Week 4: Semi-supervised Image Recognition
A) Live session: We'll work through jupyter notebooks containing workflows for more advanced and cutting edge semi-supervised methods for image recognition (whole image classification). We'll revisit the question posed in week 1, How much of the Texas coastline is developed?
. See the data page for more information on the dataset. To answer this question, we will train a deep learning model to classify aerial (oblique) images of the Texas coast, categorized into several natural and non-natural landuse/cover classes. This time, however, we will use a different form of model that quantifies not only what class an image is in, but also a metric reporting close that is to the other classes.
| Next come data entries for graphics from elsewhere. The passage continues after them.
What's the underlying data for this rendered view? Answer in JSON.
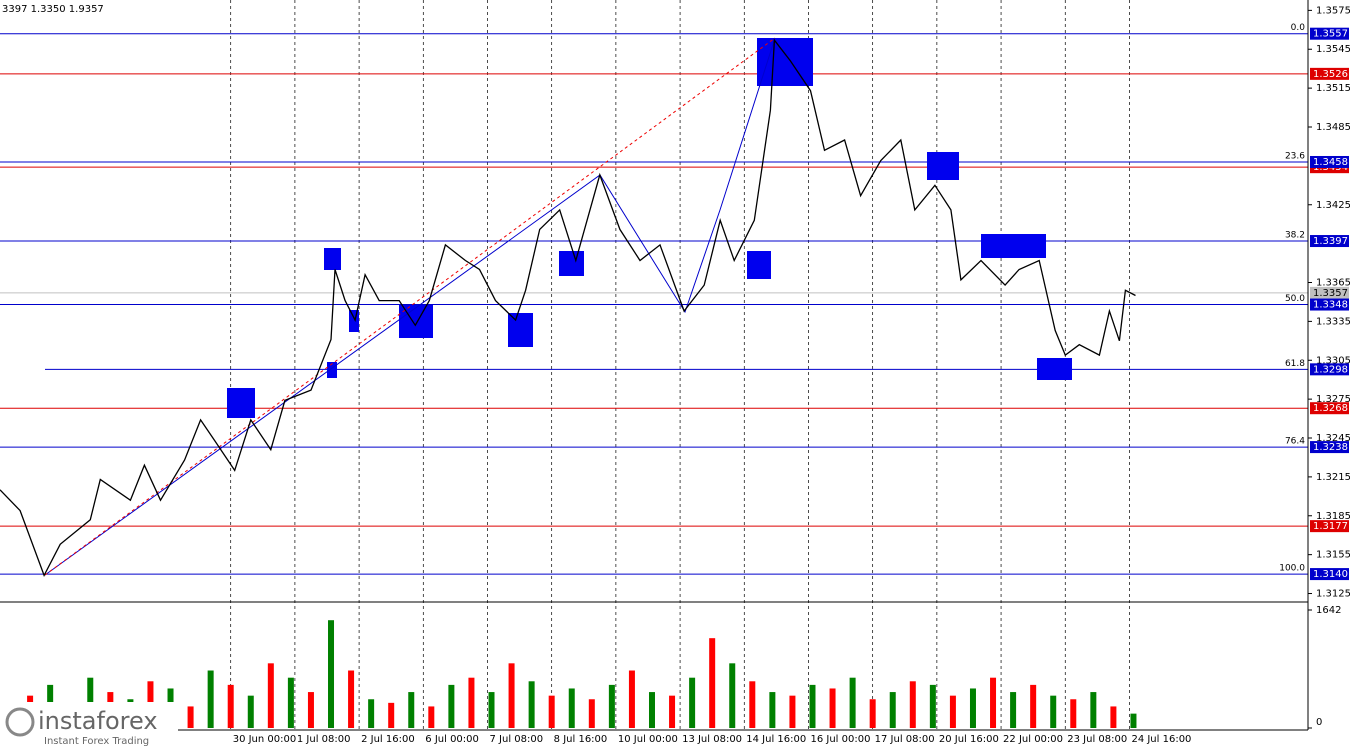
{
  "chart_data": {
    "type": "line",
    "header": "3397 1.3350 1.9357",
    "xlim": [
      0,
      652
    ],
    "xticks": [
      {
        "value": 115,
        "label": "30 Jun 00:00"
      },
      {
        "value": 147,
        "label": "1 Jul 08:00"
      },
      {
        "value": 179,
        "label": "2 Jul 16:00"
      },
      {
        "value": 211,
        "label": "6 Jul 00:00"
      },
      {
        "value": 243,
        "label": "7 Jul 08:00"
      },
      {
        "value": 275,
        "label": "8 Jul 16:00"
      },
      {
        "value": 307,
        "label": "10 Jul 00:00"
      },
      {
        "value": 339,
        "label": "13 Jul 08:00"
      },
      {
        "value": 371,
        "label": "14 Jul 16:00"
      },
      {
        "value": 403,
        "label": "16 Jul 00:00"
      },
      {
        "value": 435,
        "label": "17 Jul 08:00"
      },
      {
        "value": 467,
        "label": "20 Jul 16:00"
      },
      {
        "value": 499,
        "label": "22 Jul 00:00"
      },
      {
        "value": 531,
        "label": "23 Jul 08:00"
      },
      {
        "value": 563,
        "label": "24 Jul 16:00"
      }
    ],
    "ylim": [
      1.312,
      1.3583
    ],
    "yticks": [
      1.3125,
      1.3155,
      1.3185,
      1.3215,
      1.3245,
      1.3275,
      1.3305,
      1.3335,
      1.3365,
      1.3425,
      1.3485,
      1.3515,
      1.3545,
      1.3575
    ],
    "price": {
      "color": "#000000",
      "x": [
        0,
        10,
        22,
        30,
        45,
        50,
        65,
        72,
        80,
        92,
        100,
        107,
        117,
        125,
        135,
        142,
        155,
        165,
        167,
        172,
        177,
        182,
        189,
        199,
        207,
        214,
        222,
        232,
        239,
        247,
        257,
        262,
        269,
        279,
        287,
        299,
        309,
        319,
        329,
        341,
        351,
        359,
        366,
        376,
        384,
        386,
        394,
        404,
        411,
        421,
        429,
        439,
        449,
        456,
        466,
        474,
        479,
        489,
        501,
        508,
        518,
        526,
        531,
        538,
        548,
        553,
        558,
        561,
        566
      ],
      "values": [
        1.3205,
        1.3189,
        1.3139,
        1.3163,
        1.3182,
        1.3213,
        1.3197,
        1.3224,
        1.3197,
        1.3228,
        1.3259,
        1.3243,
        1.322,
        1.3259,
        1.3236,
        1.3274,
        1.3282,
        1.3321,
        1.3375,
        1.3351,
        1.3336,
        1.3371,
        1.3351,
        1.3351,
        1.3332,
        1.3351,
        1.3394,
        1.3382,
        1.3375,
        1.3351,
        1.3336,
        1.3359,
        1.3406,
        1.3421,
        1.3382,
        1.3448,
        1.3406,
        1.3382,
        1.3394,
        1.3343,
        1.3363,
        1.3413,
        1.3382,
        1.3413,
        1.3498,
        1.3552,
        1.3536,
        1.3513,
        1.3467,
        1.3475,
        1.3432,
        1.3459,
        1.3475,
        1.3421,
        1.344,
        1.3421,
        1.3367,
        1.3382,
        1.3363,
        1.3375,
        1.3382,
        1.3328,
        1.3309,
        1.3317,
        1.3309,
        1.3343,
        1.332,
        1.3359,
        1.3355
      ]
    },
    "levels": [
      {
        "price": 1.3557,
        "color": "#0000cc",
        "fib": "0.0"
      },
      {
        "price": 1.3526,
        "color": "#dd0000"
      },
      {
        "price": 1.3454,
        "color": "#dd0000"
      },
      {
        "price": 1.3458,
        "color": "#0000cc",
        "fib": "23.6"
      },
      {
        "price": 1.3397,
        "color": "#0000cc",
        "fib": "38.2"
      },
      {
        "price": 1.3357,
        "color": "#c0c0c0"
      },
      {
        "price": 1.3348,
        "color": "#0000cc",
        "fib": "50.0"
      },
      {
        "price": 1.3298,
        "color": "#0000cc",
        "fib": "61.8"
      },
      {
        "price": 1.3268,
        "color": "#dd0000"
      },
      {
        "price": 1.3238,
        "color": "#0000cc",
        "fib": "76.4"
      },
      {
        "price": 1.3177,
        "color": "#dd0000"
      },
      {
        "price": {
          "value": 1.314,
          "label": "1.3140"
        },
        "color": "#0000cc",
        "fib": "100.0"
      }
    ],
    "volume": {
      "type": "bar",
      "ylim": [
        0,
        1642
      ],
      "yticks": [
        0,
        1642
      ],
      "series": [
        {
          "color": "#008000",
          "x": [
            5,
            25,
            45,
            65,
            85,
            105,
            125,
            145,
            165,
            185,
            205,
            225,
            245,
            265,
            285,
            305,
            325,
            345,
            365,
            385,
            405,
            425,
            445,
            465,
            485,
            505,
            525,
            545,
            565
          ],
          "values": [
            300,
            600,
            700,
            400,
            550,
            800,
            450,
            700,
            1500,
            400,
            500,
            600,
            500,
            650,
            550,
            600,
            500,
            700,
            900,
            500,
            600,
            700,
            500,
            600,
            550,
            500,
            450,
            500,
            200
          ]
        },
        {
          "color": "#ff0000",
          "x": [
            15,
            35,
            55,
            75,
            95,
            115,
            135,
            155,
            175,
            195,
            215,
            235,
            255,
            275,
            295,
            315,
            335,
            355,
            375,
            395,
            415,
            435,
            455,
            475,
            495,
            515,
            535,
            555
          ],
          "values": [
            450,
            350,
            500,
            650,
            300,
            600,
            900,
            500,
            800,
            350,
            300,
            700,
            900,
            450,
            400,
            800,
            450,
            1250,
            650,
            450,
            550,
            400,
            650,
            450,
            700,
            600,
            400,
            300
          ]
        }
      ]
    }
  },
  "watermark": {
    "brand": "instaforex",
    "tagline": "Instant Forex Trading"
  }
}
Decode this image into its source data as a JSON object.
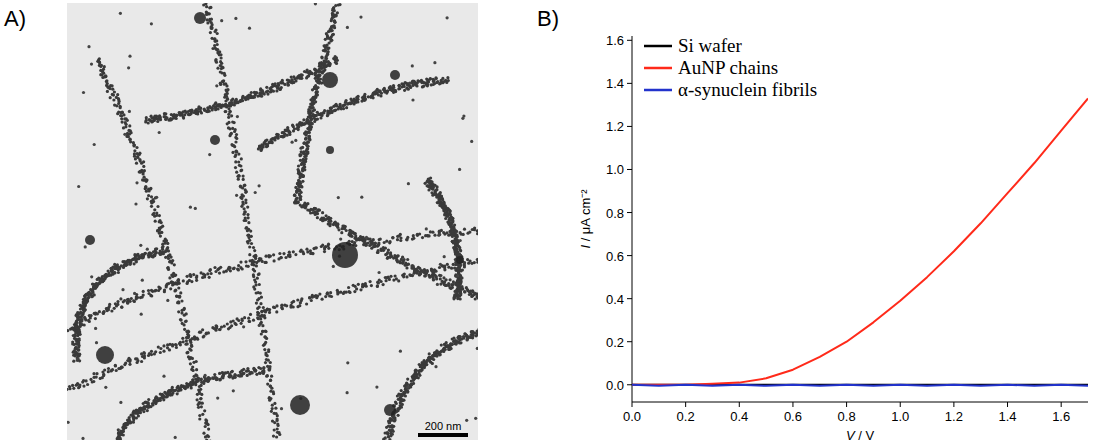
{
  "micrograph": {
    "panel_label": "A)",
    "scale_bar": "200 nm"
  },
  "chart_data": {
    "type": "line",
    "panel_label": "B)",
    "x_label": "V / V",
    "y_label": "I / μA cm⁻²",
    "x": [
      0.0,
      0.1,
      0.2,
      0.3,
      0.4,
      0.5,
      0.6,
      0.7,
      0.8,
      0.9,
      1.0,
      1.1,
      1.2,
      1.3,
      1.4,
      1.5,
      1.6,
      1.7
    ],
    "series": [
      {
        "name": "Si wafer",
        "color": "#000000",
        "values": [
          0.0,
          0.0,
          0.0,
          0.0,
          0.0,
          0.0,
          0.0,
          0.0,
          0.0,
          0.0,
          0.0,
          0.0,
          0.0,
          0.0,
          0.0,
          0.0,
          0.0,
          0.0
        ]
      },
      {
        "name": "AuNP chains",
        "color": "#ff2a1a",
        "values": [
          0.0,
          0.0,
          0.0,
          0.005,
          0.01,
          0.03,
          0.07,
          0.13,
          0.2,
          0.29,
          0.39,
          0.5,
          0.62,
          0.75,
          0.89,
          1.03,
          1.18,
          1.33
        ]
      },
      {
        "name": "α-synuclein fibrils",
        "color": "#2233cc",
        "values": [
          0.0,
          -0.005,
          0.0,
          -0.005,
          0.0,
          -0.005,
          0.0,
          -0.005,
          0.0,
          -0.005,
          0.0,
          -0.005,
          0.0,
          -0.005,
          0.0,
          -0.005,
          0.0,
          -0.005
        ]
      }
    ],
    "xlim": [
      0,
      1.7
    ],
    "xticks": [
      {
        "value": 0,
        "label": "0.0"
      },
      0.2,
      0.4,
      0.6,
      0.8,
      {
        "value": 1,
        "label": "1.0"
      },
      1.2,
      1.4,
      1.6
    ],
    "ylim": [
      -0.08,
      1.62
    ],
    "yticks": [
      {
        "value": 0,
        "label": "0.0"
      },
      0.2,
      0.4,
      0.6,
      0.8,
      {
        "value": 1,
        "label": "1.0"
      },
      1.2,
      1.4,
      1.6
    ],
    "legend": "upper left",
    "grid": false
  }
}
Training will utilize soft
rather than hard
labeling - a concept explained in the class - which is a potential strategy for dealing with small training datasets.
- Set up a data workflow to feed the model as it trains
- use batches fed optimally to the GPU from TFRecord files
- this time we have to read imagery into memory, because the model needs to be fed small batches of anchor and positive examples, but access to all negative examples too
- split into train (40% of the data) and validation portions (60%)
- Train a "weakly supervised" image embedding model
- the model is an autoencoder that creates an embedding feature for each image, such that that feature is maximally distant from all other features extracted from other classes
- use a constant learning rate (a scheduler doesn't result in better results; this model is more stable with a constant learning rate, which becomes an important tunable hyperparameter)
- use 'early stopping' to base cessation of training on observed plateauing of validation loss
- use a checkpoint to monitor validation loss and save the best model weights when the validation loss improves
- Evaluate the feature extractor
- study the model training history - the loss and accuracy curves of train and validation sets
- Construct an "unsupervised" classification model
- build a k-nearest-neighbour (kNN) classifier that classifies unseen imagery based on the k nearest neighbours to the current image. Or, more correctly, the nearest neighbour's of the image's embedding vector in the training set of embedding vectors
- Evaluate the classifier
- evaluate the performance of the trained model on the validation set
- plot a 'confusion matrix' of correspondences between actual and estimate class labels
- read some sample images from file, and use the model for prediction
Fine-tune the model and evaluate it
Take a look at the same workflow for the NWPU data
B) Optional class assignment: participants will be encouraged to adapt what they learned in the class to their own semi-supervised image recognition problems using their own data.